Opera Philadelphia’s American Repertoire Program was founded in 2011 to present a recent American work in each of ten consecutive seasons; among these operas have been Cold Mountain and Pulitzer-Prize winner Silent Night. The latest, Sky on Swings, had its world première Thursday, at the intimate Perelman Theater in the Kimmel Center for the Performing Arts, opening the company’s 11-day O18 Festival. Composer Lembit Beecher and librettist Hannah Moscovich are no strangers to Opera Philadelphia: Beecher was Resident Composer for three years and the team brought their 2014 I Have No Stories to Tell You to last year’s O17 Festival.
Cold Mountain dealt with the Civil War, Silent Night with World War 1, both with moving human stories, and many operas new and old are equally tragic. But Sky on Swings is about Alzheimer’s, seen through the eyes of two patients: excruciatingly sad and potentially too real.

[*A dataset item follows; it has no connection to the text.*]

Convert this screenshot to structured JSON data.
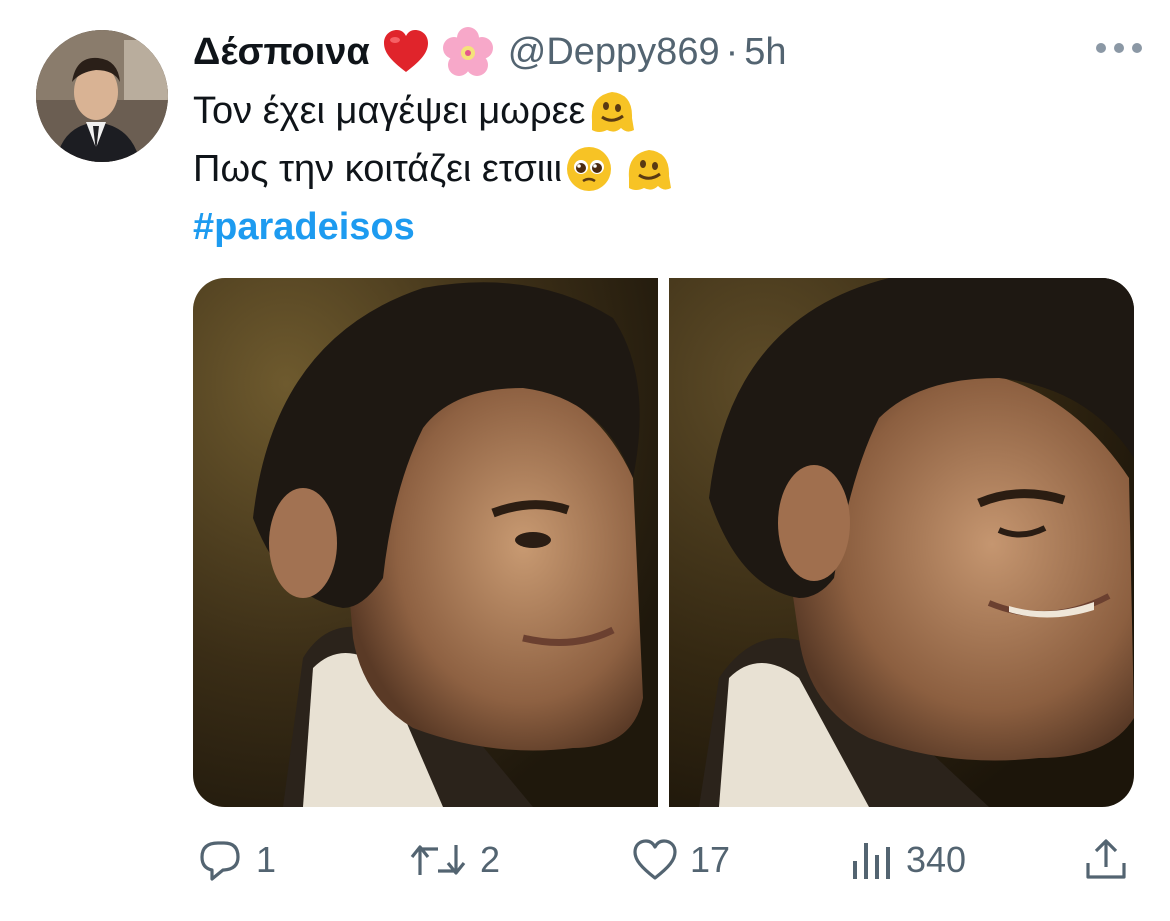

However, an opera about two older women at different stages of the dreaded disease, while risky, is definitely a source of drama and pathos, sure to evoke profound responses. Also a given is the artistic quality when the two protagonists are mezzos Frederica von Stade (in the role of Danny, about 60) and Marietta Simpson (Martha, about 70), the former a superstar, the latter less world-renowned but on the same high level of vocalism, musicianship, persuasive acting, intelligence, and, most crucial here, humanity.

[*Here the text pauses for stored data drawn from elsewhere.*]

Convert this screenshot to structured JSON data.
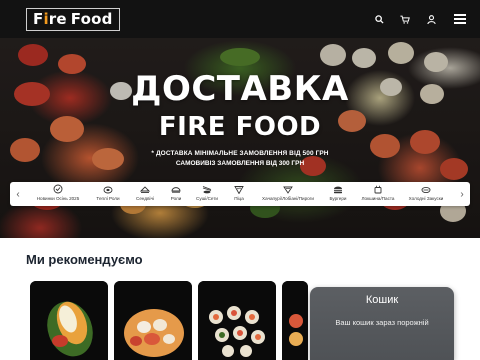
{
  "header": {
    "logo_prefix": "Fire",
    "logo_suffix": "Food",
    "icons": [
      "search-icon",
      "cart-icon",
      "user-icon",
      "menu-icon"
    ]
  },
  "hero": {
    "title": "ДОСТАВКА",
    "brand": "FIRE FOOD",
    "note_min_order": "* ДОСТАВКА МІНІМАЛЬНЕ ЗАМОВЛЕННЯ ВІД 500 ГРН",
    "note_pickup": "САМОВИВІЗ ЗАМОВЛЕННЯ ВІД 300 ГРН"
  },
  "categories": [
    {
      "label": "Новинки Осінь 2025",
      "icon": "new-badge-icon"
    },
    {
      "label": "Теплі Роли",
      "icon": "warm-roll-icon"
    },
    {
      "label": "Сендвічі",
      "icon": "sandwich-icon"
    },
    {
      "label": "Роли",
      "icon": "roll-icon"
    },
    {
      "label": "Суші/Сети",
      "icon": "sushi-set-icon"
    },
    {
      "label": "Піца",
      "icon": "pizza-icon"
    },
    {
      "label": "Хачапурі/Лобіані/Пироги",
      "icon": "khachapuri-icon"
    },
    {
      "label": "Бургери",
      "icon": "burger-icon"
    },
    {
      "label": "Локшина/Паста",
      "icon": "noodles-icon"
    },
    {
      "label": "Холодні Закуски",
      "icon": "cold-snack-icon"
    }
  ],
  "recommend": {
    "title": "Ми рекомендуємо"
  },
  "cart": {
    "title": "Кошик",
    "empty_text": "Ваш кошик зараз порожній"
  },
  "colors": {
    "header_bg": "#121212",
    "accent_flame": "#f29a1e",
    "cart_bg": "#5c5f63"
  }
}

But in contemporary opera, there is no guarantee that the score will be as strong as the plot and libretto: I have experienced a number of new operas in which the music either failed to convey the text and emotions or even distracted from them. Fortunately, in Sky on Swings Lembit Beecher has woven notes to the straightforward yet expressive words of playwright Hannah Moscovitch that reveal details of feeling and action both vocally and instrumentally. He uses melismas on key words in phrases of exasperation and despair: “I can’t find my car” or “Mom, it’s okay” and in one heart-wrenching scene, gives alternately syncopated and obsessively beating instrumental underpinning to Martha’s countless desperate repetitions of “I know” – precisely when she doesn’t. The 11-piece ensemble, conducted by Geoffrey McDonald, was an equal partner in the drama.

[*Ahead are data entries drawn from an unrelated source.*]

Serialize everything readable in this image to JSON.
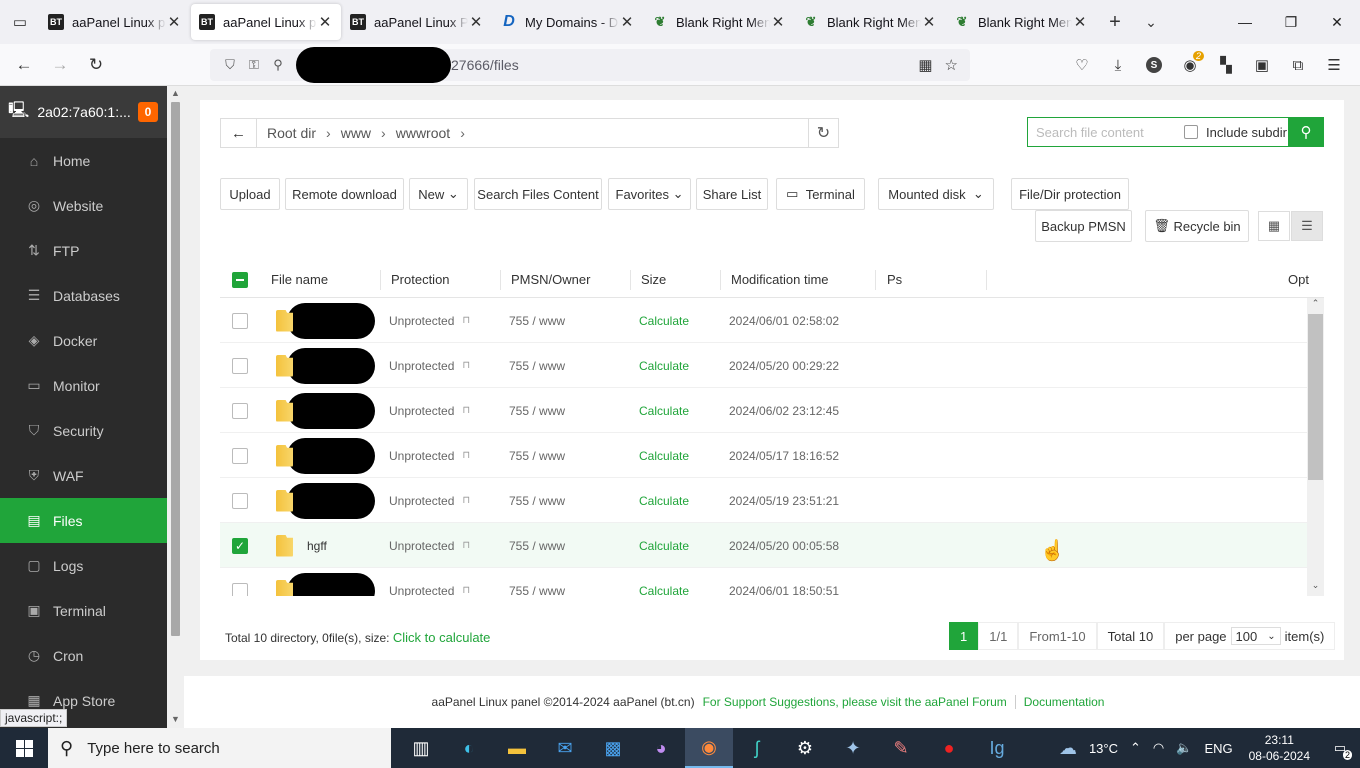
{
  "browser": {
    "tabs": [
      {
        "title": "aaPanel Linux panel",
        "icon": "bt-icon",
        "active": false
      },
      {
        "title": "aaPanel Linux panel",
        "icon": "bt-icon",
        "active": true
      },
      {
        "title": "aaPanel Linux Panel",
        "icon": "bt-icon",
        "active": false
      },
      {
        "title": "My Domains - DNS",
        "icon": "dns-icon",
        "active": false
      },
      {
        "title": "Blank Right Menu",
        "icon": "leaf-icon",
        "active": false
      },
      {
        "title": "Blank Right Menu",
        "icon": "leaf-icon",
        "active": false
      },
      {
        "title": "Blank Right Menu",
        "icon": "leaf-icon",
        "active": false
      }
    ],
    "url": "27666/files",
    "extension_badge": "2",
    "profile_letter": "S"
  },
  "sidebar": {
    "server": "2a02:7a60:1:...",
    "alert_count": "0",
    "items": [
      {
        "label": "Home",
        "icon": "home-icon",
        "glyph": "⌂"
      },
      {
        "label": "Website",
        "icon": "globe-icon",
        "glyph": "◎"
      },
      {
        "label": "FTP",
        "icon": "ftp-icon",
        "glyph": "⇅"
      },
      {
        "label": "Databases",
        "icon": "database-icon",
        "glyph": "☰"
      },
      {
        "label": "Docker",
        "icon": "docker-icon",
        "glyph": "◈"
      },
      {
        "label": "Monitor",
        "icon": "monitor-icon",
        "glyph": "▭"
      },
      {
        "label": "Security",
        "icon": "shield-icon",
        "glyph": "⛉"
      },
      {
        "label": "WAF",
        "icon": "waf-icon",
        "glyph": "⛨"
      },
      {
        "label": "Files",
        "icon": "folder-icon",
        "glyph": "▤",
        "active": true
      },
      {
        "label": "Logs",
        "icon": "logs-icon",
        "glyph": "▢"
      },
      {
        "label": "Terminal",
        "icon": "terminal-icon",
        "glyph": "▣"
      },
      {
        "label": "Cron",
        "icon": "clock-icon",
        "glyph": "◷"
      },
      {
        "label": "App Store",
        "icon": "apps-icon",
        "glyph": "▦"
      }
    ],
    "status_tip": "javascript:;"
  },
  "files": {
    "breadcrumb": [
      "Root dir",
      "www",
      "wwwroot"
    ],
    "search_placeholder": "Search file content",
    "include_subdir": "Include subdir",
    "toolbar": {
      "upload": "Upload",
      "remote_download": "Remote download",
      "new": "New",
      "search_files_content": "Search Files Content",
      "favorites": "Favorites",
      "share_list": "Share List",
      "terminal": "Terminal",
      "mounted_disk": "Mounted disk",
      "file_dir_protection": "File/Dir protection",
      "backup_pmsn": "Backup PMSN",
      "recycle_bin": "Recycle bin"
    },
    "columns": {
      "name": "File name",
      "protection": "Protection",
      "owner": "PMSN/Owner",
      "size": "Size",
      "mtime": "Modification time",
      "ps": "Ps",
      "opt": "Opt"
    },
    "rows": [
      {
        "name": "",
        "redacted": true,
        "protection": "Unprotected",
        "owner": "755 / www",
        "size": "Calculate",
        "mtime": "2024/06/01 02:58:02",
        "checked": false
      },
      {
        "name": "",
        "redacted": true,
        "protection": "Unprotected",
        "owner": "755 / www",
        "size": "Calculate",
        "mtime": "2024/05/20 00:29:22",
        "checked": false
      },
      {
        "name": "",
        "redacted": true,
        "protection": "Unprotected",
        "owner": "755 / www",
        "size": "Calculate",
        "mtime": "2024/06/02 23:12:45",
        "checked": false
      },
      {
        "name": "",
        "redacted": true,
        "protection": "Unprotected",
        "owner": "755 / www",
        "size": "Calculate",
        "mtime": "2024/05/17 18:16:52",
        "checked": false
      },
      {
        "name": "",
        "redacted": true,
        "protection": "Unprotected",
        "owner": "755 / www",
        "size": "Calculate",
        "mtime": "2024/05/19 23:51:21",
        "checked": false
      },
      {
        "name": "hgff",
        "redacted": false,
        "protection": "Unprotected",
        "owner": "755 / www",
        "size": "Calculate",
        "mtime": "2024/05/20 00:05:58",
        "checked": true
      },
      {
        "name": "",
        "redacted": true,
        "protection": "Unprotected",
        "owner": "755 / www",
        "size": "Calculate",
        "mtime": "2024/06/01 18:50:51",
        "checked": false
      }
    ],
    "summary": "Total 10 directory, 0file(s), size:",
    "summary_link": "Click to calculate",
    "pager": {
      "current": "1",
      "pages": "1/1",
      "range": "From1-10",
      "total": "Total 10",
      "per_page_label": "per page",
      "per_page": "100",
      "items": "item(s)"
    }
  },
  "footer": {
    "copyright": "aaPanel Linux panel ©2014-2024 aaPanel (bt.cn)",
    "support": "For Support Suggestions, please visit the aaPanel Forum",
    "docs": "Documentation"
  },
  "taskbar": {
    "search_placeholder": "Type here to search",
    "temperature": "13°C",
    "language": "ENG",
    "time": "23:11",
    "date": "08-06-2024",
    "notifications": "2"
  },
  "colors": {
    "accent": "#20a53a",
    "sidebar_bg": "#2b2b2b"
  }
}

Robot-like reiterated notes, but also legato motifs that vanish almost as they are heard, comprise the phrases of four Elders, including such unlikely operatic language as “plaques and tangles” and “investigational drugs,” the sequence appearing several times, ever less comprehensibly. Winnie, Martha’s daughter (excellent soprano Sharleen Joynt), and Ira, Danny’s son (ditto tenor Daniel Taylor), are trying to cope with their mothers’ two versions of Alzheimer’s, and Beecher conveys their varying expressions of anger, sorrow and frustration as well as moments of tenderness and gentle coaxing. The melismas, some very high, are especially suited to Sharleen Joynt, with the Queen of the Night in her repertoire, but the two mothers are also equal to the task: von Stade and Simpson are in better vocal health than some far-younger singers.